Link: Damocles - Wikipedia, the free encyclopedia


Note: The way I pronounce the names...probably with room for improvement (American Accent):
  Damocles - Dam' ah-kleez
  Dionysius - Die-oh-niss' ee-us
  Syracuse - Seer-ah' queues
  Cicero - Siss' uhr-oh

Excerpt:
   "The Damocles of the anecdote (of Greek Legend) was an obsequious courtier in the court of Dionysius II of Syracuse, a fourth century BCE tyrant of Syracuse, Italy. Pandering to his king, Damocles exclaimed that, as a great man of power and authority surrounded by magnificence, Dionysius was truly fortunate. Realizing the folly of this courtier, Dionysius offered to switch places with him, so he could taste first hand that fortune. Damocles could think of no other place he would rather be and quickly accepted the King's proposal. Damocles sat down in the king's throne surrounded by every luxury, but Dionysius arranged that a huge sword should hang above the throne, held at the pommel only by a single hair of a horse's tail. Damocles finally begged the tyrant that he be allowed to depart, because he no longer wanted to be so fortunate.

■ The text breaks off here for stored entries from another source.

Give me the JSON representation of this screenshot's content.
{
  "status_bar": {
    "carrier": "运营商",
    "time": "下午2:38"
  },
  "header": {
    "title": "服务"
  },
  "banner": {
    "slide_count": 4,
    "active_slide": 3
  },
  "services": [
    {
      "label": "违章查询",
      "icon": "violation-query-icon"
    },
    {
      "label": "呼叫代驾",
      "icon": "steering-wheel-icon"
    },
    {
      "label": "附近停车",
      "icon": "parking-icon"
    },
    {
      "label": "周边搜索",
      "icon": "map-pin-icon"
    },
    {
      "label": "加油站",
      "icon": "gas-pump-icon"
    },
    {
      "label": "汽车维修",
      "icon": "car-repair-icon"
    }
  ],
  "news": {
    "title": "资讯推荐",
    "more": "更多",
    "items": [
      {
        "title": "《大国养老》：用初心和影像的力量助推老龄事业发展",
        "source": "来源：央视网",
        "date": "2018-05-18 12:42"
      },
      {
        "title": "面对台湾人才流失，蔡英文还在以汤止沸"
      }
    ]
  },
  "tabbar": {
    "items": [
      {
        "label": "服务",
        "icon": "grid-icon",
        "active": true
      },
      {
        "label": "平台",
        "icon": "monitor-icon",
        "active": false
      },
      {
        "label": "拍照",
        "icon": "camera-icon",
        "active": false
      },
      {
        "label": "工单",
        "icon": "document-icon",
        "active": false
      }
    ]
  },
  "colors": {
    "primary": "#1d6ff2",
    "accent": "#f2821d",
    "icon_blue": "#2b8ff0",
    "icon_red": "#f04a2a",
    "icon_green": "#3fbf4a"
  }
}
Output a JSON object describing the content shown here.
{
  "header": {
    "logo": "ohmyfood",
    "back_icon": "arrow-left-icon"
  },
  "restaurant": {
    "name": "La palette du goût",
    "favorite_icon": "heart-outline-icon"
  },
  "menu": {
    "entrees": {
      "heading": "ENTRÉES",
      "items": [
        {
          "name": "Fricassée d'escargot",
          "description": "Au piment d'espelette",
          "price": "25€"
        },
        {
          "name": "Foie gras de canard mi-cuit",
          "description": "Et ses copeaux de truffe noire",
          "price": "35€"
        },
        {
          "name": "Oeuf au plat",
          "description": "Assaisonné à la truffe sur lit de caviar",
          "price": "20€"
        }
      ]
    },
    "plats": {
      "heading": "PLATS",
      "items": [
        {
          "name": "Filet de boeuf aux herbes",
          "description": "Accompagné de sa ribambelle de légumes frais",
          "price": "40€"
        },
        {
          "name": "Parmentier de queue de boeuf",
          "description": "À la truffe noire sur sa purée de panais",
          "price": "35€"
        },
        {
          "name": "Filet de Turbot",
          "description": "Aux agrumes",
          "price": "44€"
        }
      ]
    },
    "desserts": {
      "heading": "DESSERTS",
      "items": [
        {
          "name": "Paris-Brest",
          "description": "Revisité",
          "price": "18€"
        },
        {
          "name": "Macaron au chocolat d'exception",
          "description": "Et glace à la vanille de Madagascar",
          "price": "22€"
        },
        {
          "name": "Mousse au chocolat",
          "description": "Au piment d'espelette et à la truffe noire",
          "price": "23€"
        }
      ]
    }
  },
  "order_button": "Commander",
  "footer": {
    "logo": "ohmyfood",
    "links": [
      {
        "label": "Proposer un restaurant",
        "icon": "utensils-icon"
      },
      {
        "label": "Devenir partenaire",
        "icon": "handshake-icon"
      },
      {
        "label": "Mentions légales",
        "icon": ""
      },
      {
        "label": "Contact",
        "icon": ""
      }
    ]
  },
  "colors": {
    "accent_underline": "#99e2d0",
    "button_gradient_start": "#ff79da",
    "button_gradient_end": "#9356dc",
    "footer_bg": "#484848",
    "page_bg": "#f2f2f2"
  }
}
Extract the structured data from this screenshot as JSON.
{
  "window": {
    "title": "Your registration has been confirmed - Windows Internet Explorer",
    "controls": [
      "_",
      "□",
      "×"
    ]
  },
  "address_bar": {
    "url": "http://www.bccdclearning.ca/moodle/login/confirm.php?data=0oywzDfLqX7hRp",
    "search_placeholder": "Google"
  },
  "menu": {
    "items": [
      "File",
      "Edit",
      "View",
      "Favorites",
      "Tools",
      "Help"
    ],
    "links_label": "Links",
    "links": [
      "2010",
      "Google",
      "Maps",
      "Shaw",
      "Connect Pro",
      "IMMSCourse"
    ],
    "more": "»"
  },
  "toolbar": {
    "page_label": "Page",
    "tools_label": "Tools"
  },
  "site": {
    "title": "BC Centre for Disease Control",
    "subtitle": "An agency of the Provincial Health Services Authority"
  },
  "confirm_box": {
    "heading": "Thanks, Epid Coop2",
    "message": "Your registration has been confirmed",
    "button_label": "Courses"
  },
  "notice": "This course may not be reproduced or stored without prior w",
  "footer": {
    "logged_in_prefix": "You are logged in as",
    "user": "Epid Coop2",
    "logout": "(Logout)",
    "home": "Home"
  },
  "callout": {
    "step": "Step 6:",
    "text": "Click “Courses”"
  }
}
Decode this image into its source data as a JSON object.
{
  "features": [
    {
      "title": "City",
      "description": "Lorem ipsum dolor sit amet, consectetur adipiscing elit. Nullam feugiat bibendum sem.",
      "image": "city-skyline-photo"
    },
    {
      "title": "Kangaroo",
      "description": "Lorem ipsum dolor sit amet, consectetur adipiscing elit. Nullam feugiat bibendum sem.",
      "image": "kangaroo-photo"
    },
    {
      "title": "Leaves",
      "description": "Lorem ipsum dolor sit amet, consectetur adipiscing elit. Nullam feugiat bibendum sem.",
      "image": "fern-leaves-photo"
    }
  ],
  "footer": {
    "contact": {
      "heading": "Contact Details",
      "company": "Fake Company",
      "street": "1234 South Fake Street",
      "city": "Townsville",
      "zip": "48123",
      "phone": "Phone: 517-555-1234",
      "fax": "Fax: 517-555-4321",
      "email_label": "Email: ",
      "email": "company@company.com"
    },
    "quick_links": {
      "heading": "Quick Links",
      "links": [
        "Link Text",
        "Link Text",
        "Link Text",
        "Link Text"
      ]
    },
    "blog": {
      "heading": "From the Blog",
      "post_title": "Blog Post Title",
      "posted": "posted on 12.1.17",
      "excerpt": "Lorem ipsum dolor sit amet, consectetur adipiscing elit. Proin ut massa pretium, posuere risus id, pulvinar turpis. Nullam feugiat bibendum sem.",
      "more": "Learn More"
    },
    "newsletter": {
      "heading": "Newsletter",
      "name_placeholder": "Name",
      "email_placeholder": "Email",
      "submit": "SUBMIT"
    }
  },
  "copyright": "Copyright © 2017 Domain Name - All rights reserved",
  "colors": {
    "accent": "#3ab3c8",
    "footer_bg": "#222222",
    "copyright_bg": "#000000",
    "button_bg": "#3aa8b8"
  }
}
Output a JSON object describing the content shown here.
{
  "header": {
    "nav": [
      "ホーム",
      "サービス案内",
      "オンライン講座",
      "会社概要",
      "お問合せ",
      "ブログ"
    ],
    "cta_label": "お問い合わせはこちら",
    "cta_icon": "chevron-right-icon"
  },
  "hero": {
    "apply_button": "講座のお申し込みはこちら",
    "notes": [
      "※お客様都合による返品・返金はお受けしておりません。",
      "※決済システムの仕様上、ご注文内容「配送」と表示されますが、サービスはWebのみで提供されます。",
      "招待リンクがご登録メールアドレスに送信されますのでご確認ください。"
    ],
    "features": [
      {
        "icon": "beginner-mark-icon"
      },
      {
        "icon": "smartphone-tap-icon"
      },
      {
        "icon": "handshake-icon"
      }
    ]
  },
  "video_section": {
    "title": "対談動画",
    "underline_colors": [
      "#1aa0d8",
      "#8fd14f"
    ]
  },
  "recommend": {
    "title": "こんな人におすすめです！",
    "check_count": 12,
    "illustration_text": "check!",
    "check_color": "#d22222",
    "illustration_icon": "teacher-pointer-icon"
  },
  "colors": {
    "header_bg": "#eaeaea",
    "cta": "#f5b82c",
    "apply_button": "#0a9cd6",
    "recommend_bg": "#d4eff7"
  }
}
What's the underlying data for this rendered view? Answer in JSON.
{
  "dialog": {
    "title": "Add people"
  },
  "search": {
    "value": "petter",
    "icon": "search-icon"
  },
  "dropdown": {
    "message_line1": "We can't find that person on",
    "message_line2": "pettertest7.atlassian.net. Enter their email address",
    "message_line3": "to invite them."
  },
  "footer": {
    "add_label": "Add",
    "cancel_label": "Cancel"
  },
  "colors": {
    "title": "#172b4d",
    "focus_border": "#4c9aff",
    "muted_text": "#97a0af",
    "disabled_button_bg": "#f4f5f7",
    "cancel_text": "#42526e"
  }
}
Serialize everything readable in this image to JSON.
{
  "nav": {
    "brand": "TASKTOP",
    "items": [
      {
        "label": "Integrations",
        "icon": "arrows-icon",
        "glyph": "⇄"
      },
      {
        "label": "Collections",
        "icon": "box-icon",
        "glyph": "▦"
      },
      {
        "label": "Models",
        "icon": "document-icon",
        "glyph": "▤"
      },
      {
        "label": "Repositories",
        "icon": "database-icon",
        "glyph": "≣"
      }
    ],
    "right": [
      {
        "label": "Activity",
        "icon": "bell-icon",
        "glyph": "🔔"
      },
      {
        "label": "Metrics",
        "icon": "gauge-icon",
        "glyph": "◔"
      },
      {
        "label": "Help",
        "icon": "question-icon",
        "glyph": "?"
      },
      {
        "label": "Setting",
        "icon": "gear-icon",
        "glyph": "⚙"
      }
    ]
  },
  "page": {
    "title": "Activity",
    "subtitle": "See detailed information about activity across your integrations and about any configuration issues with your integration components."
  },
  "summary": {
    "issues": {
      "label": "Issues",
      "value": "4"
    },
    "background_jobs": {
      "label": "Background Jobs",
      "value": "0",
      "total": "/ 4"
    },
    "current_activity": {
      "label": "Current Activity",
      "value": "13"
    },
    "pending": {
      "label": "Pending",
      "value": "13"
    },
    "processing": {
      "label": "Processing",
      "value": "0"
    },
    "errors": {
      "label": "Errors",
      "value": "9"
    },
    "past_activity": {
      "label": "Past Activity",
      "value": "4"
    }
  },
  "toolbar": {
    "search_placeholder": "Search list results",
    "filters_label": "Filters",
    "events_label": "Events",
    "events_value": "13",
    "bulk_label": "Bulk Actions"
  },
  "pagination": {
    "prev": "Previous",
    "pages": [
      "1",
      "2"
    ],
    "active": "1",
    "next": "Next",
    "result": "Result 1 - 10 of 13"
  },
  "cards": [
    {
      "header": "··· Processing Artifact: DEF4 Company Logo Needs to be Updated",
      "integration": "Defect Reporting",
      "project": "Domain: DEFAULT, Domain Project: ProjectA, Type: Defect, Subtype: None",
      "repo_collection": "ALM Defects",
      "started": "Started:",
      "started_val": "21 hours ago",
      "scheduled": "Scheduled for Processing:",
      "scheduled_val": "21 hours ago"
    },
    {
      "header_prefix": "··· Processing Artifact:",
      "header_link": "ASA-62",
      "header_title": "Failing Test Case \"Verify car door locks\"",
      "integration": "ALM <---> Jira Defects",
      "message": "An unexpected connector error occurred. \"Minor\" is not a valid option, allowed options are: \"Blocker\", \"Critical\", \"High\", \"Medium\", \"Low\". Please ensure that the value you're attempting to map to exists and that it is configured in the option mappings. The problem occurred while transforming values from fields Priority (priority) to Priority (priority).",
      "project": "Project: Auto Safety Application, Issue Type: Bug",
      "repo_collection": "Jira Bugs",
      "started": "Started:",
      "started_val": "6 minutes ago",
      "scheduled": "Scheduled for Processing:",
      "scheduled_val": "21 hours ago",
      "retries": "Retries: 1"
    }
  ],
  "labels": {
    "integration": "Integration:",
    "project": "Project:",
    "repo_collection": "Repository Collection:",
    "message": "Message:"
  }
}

   Dionysius had successfully conveyed a sense of the constant fear in which the great man lives. Cicero uses this story as the last in a series of contrasting examples for reaching the conclusion he had been moving towards in this fifth Disputation, in which the theme is that virtue is sufficient for living a happy life. Cicero asks:
   "Does not Dionysius seem to have made it sufficiently clear that there can be nothing happy for the person over whom some fear always looms?"